Don DeLillo ne croyait pas si bien dire ; car c'est bien ainsi qu'on pourrait sous-titrer son roman : une biographie de la coupure. En utilisant la technique du cutting entre les différentes scènes, en bouleversant la chronologie et l'identification des personnages masculins et féminins, en composant des dialogues avec des phrases interrompues et des associations libres, DeLillo compose un montage narratif achronique, une contre-narration qui évoque par moments le Berlin Alexanderplatz, d'Alfred Doblin. DeLillo ne voit rien en journaliste, mais il perçoit comme personne.

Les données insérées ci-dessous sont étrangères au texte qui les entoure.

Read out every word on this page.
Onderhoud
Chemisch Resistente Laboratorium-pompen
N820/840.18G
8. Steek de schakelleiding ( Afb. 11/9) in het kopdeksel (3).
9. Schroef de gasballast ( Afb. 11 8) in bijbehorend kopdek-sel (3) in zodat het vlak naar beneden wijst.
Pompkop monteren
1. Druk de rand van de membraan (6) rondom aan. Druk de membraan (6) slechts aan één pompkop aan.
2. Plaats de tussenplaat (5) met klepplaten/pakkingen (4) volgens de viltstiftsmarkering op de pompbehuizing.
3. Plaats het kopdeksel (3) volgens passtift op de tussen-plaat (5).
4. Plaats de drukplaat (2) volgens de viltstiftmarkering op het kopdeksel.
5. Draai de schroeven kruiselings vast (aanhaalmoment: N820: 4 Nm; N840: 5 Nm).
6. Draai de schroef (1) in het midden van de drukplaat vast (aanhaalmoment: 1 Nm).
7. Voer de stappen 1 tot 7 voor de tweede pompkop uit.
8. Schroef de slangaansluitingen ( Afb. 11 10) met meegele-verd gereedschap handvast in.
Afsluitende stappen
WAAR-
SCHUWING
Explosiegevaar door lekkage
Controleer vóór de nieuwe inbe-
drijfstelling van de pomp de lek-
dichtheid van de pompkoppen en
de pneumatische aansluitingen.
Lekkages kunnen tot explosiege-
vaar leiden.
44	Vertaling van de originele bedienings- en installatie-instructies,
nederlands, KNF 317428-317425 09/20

Quoi donc ? En homme de langage : la maladie des mots. Un Victor Klemperer de L'Age de la terreur, qui décortique la transformation linguistique et narrative provoquée par "les avions". Non plus seulement un effondrement architectural, des milliers de morts, une catastrophe urbaine, mais un effondrement linguistique, une crise de narration.

Dans Mao II, DeLillo avait parfaitement résumé l'enjeu "politique" du conflit entre romanciers et storytellers : "En Occident, nous devenons des effigies célèbres à mesure que nos livres perdent le pouvoir de façonner et d'agir (...). Il y a des années, je croyais qu'un romancier pouvait modifier la vie intérieure de la culture. Maintenant, les fabricants de bombes et les tueurs se sont emparés de ce territoire. Ils effectuent des raids sur la conscience humaine (...)."